Translated: Prepare to wait.

An unprecedented offseason only adds another layer to Karnisovas’ decision on Boylen and Boylen’s staff, especially given Karnisovas’ reputation as one who believes in building genuine relationships.

“Coaching in the league is very difficult. To make a decision about coaching is really hard. It’s probably the hardest thing for executives,” Karnisovas said. “So I look at a lot of aspects. I’ve had numerous conversations. That said, I’d like to be in a building, to be in practices, to be around the coaching staff in meetings. We’re looking forward to getting in the video room together, analyze the games, to watch games together.

“Talking to players and coaches, obviously everyone is disappointed with the results last year. They (the Bulls) definitely underperformed. Watching games, I’m excited to watch because there’s a lot of talent on this team. In order for me to keep players and coaches accountable, I have to have personal relationships with them. That’s what I need to cultivate. That’s my objective this offseason.”
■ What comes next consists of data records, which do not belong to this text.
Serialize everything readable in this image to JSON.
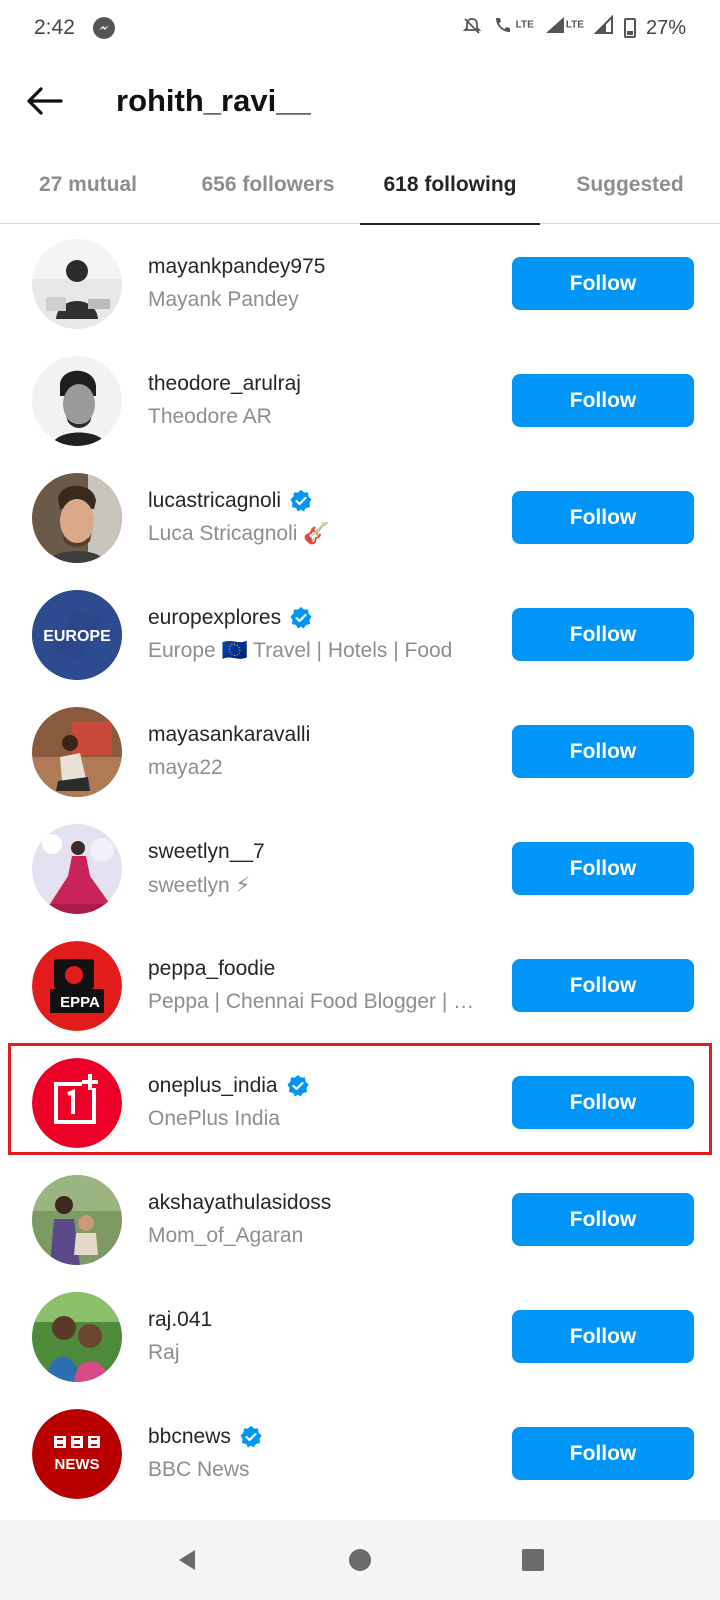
{
  "status_bar": {
    "time": "2:42",
    "messenger_icon": "messenger-icon",
    "lte_label_1": "LTE",
    "lte_label_2": "LTE",
    "battery": "27%"
  },
  "header": {
    "back_icon": "arrow-left-icon",
    "title": "rohith_ravi__"
  },
  "tabs": [
    {
      "label": "27 mutual",
      "active": false
    },
    {
      "label": "656 followers",
      "active": false
    },
    {
      "label": "618 following",
      "active": true
    },
    {
      "label": "Suggested",
      "active": false
    }
  ],
  "users": [
    {
      "username": "mayankpandey975",
      "fullname": "Mayank Pandey",
      "verified": false,
      "button": "Follow"
    },
    {
      "username": "theodore_arulraj",
      "fullname": "Theodore AR",
      "verified": false,
      "button": "Follow"
    },
    {
      "username": "lucastricagnoli",
      "fullname": "Luca Stricagnoli 🎸",
      "verified": true,
      "button": "Follow"
    },
    {
      "username": "europexplores",
      "fullname": "Europe 🇪🇺 Travel | Hotels | Food",
      "verified": true,
      "button": "Follow",
      "avatar_text": "EUROPE"
    },
    {
      "username": "mayasankaravalli",
      "fullname": "maya22",
      "verified": false,
      "button": "Follow"
    },
    {
      "username": "sweetlyn__7",
      "fullname": "sweetlyn ⚡",
      "verified": false,
      "button": "Follow"
    },
    {
      "username": "peppa_foodie",
      "fullname": "Peppa | Chennai Food Blogger | Food",
      "verified": false,
      "button": "Follow",
      "avatar_text": "EPPA"
    },
    {
      "username": "oneplus_india",
      "fullname": "OnePlus India",
      "verified": true,
      "button": "Follow",
      "highlighted": true
    },
    {
      "username": "akshayathulasidoss",
      "fullname": "Mom_of_Agaran",
      "verified": false,
      "button": "Follow"
    },
    {
      "username": "raj.041",
      "fullname": "Raj",
      "verified": false,
      "button": "Follow"
    },
    {
      "username": "bbcnews",
      "fullname": "BBC News",
      "verified": true,
      "button": "Follow",
      "avatar_text": "NEWS"
    }
  ],
  "colors": {
    "follow_button": "#0095f6",
    "verified": "#0095f6",
    "highlight_border": "#e02020"
  },
  "navbar": {
    "back": "nav-back-icon",
    "home": "nav-home-icon",
    "recents": "nav-recents-icon"
  }
}
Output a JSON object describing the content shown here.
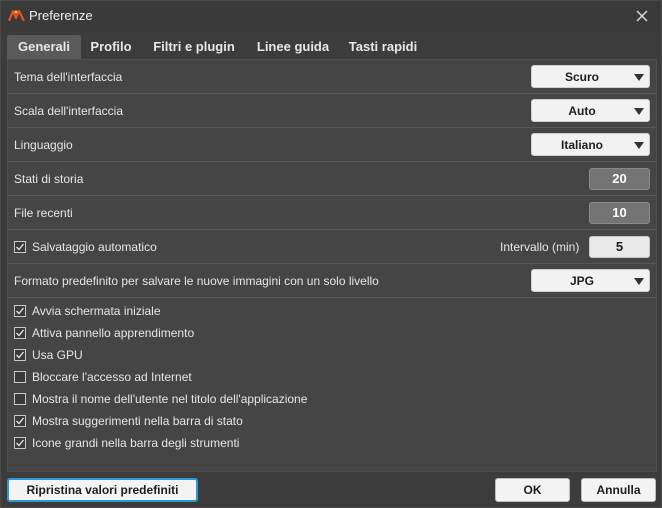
{
  "window": {
    "title": "Preferenze",
    "icon": "app-logo-icon",
    "close_icon": "close-icon"
  },
  "tabs": [
    {
      "label": "Generali",
      "active": true
    },
    {
      "label": "Profilo",
      "active": false
    },
    {
      "label": "Filtri e plugin",
      "active": false
    },
    {
      "label": "Linee guida",
      "active": false
    },
    {
      "label": "Tasti rapidi",
      "active": false
    }
  ],
  "settings": {
    "theme": {
      "label": "Tema dell'interfaccia",
      "value": "Scuro"
    },
    "scale": {
      "label": "Scala dell'interfaccia",
      "value": "Auto"
    },
    "language": {
      "label": "Linguaggio",
      "value": "Italiano"
    },
    "history": {
      "label": "Stati di storia",
      "value": "20"
    },
    "recent": {
      "label": "File recenti",
      "value": "10"
    },
    "autosave": {
      "label": "Salvataggio automatico",
      "checked": true,
      "interval_label": "Intervallo (min)",
      "interval_value": "5"
    },
    "format": {
      "label": "Formato predefinito per salvare le nuove immagini con un solo livello",
      "value": "JPG"
    }
  },
  "checkboxes": [
    {
      "label": "Avvia schermata iniziale",
      "checked": true
    },
    {
      "label": "Attiva pannello apprendimento",
      "checked": true
    },
    {
      "label": "Usa GPU",
      "checked": true
    },
    {
      "label": "Bloccare l'accesso ad Internet",
      "checked": false
    },
    {
      "label": "Mostra il nome dell'utente nel titolo dell'applicazione",
      "checked": false
    },
    {
      "label": "Mostra suggerimenti nella barra di stato",
      "checked": true
    },
    {
      "label": "Icone grandi nella barra degli strumenti",
      "checked": true
    }
  ],
  "footer": {
    "reset_label": "Ripristina valori predefiniti",
    "ok_label": "OK",
    "cancel_label": "Annulla"
  },
  "colors": {
    "accent": "#2e9ad0",
    "background": "#3c3c3c",
    "panel": "#454545"
  }
}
And indeed, it will be a long offseason. There is not yet a definitive start date for the 2020-21 season, though it will almost certainly be in December. That gives time for Karnisovas, who said he’s “on the way” to Chicago soon, to form relationships.

After hiring general manager Marc Eversley, vice president of player personnel Pat Connelly and assistant general manager J.J. Polk, Karnisovas said he plans no further additions or changes to the front-office staff. That means holdovers like associate general manager Brian Hagen, assistant general manager Steve Weinman and director of pro personnel Jim Paxson are safe for now.

“I really take pride in my relationships that I cultivate with coaching staffs and my basketball operations staffs. I haven’t seen them. I’m looking forward to it,” Karnisovas said. “I think after we found out that we were left out of the bubble in Orlando, we’ll have all the time in the world to (get to know everyone). So I’m looking forward to that.

“As much as we talk on the phone, they don't know me. So that is my number one priority when I get in the city, when I get in the building, is to get to know our coaching staff, meet the players and start the process of getting to know each other. And again, before the accountability, I have to know them before we keep each other accountable. So I will cultivate a selfless attitude with the players and there's not going to be any excuses. The youth, the injuries, all that stuff is not going to be an excuse moving forward, because this group is too talented not to perform better.”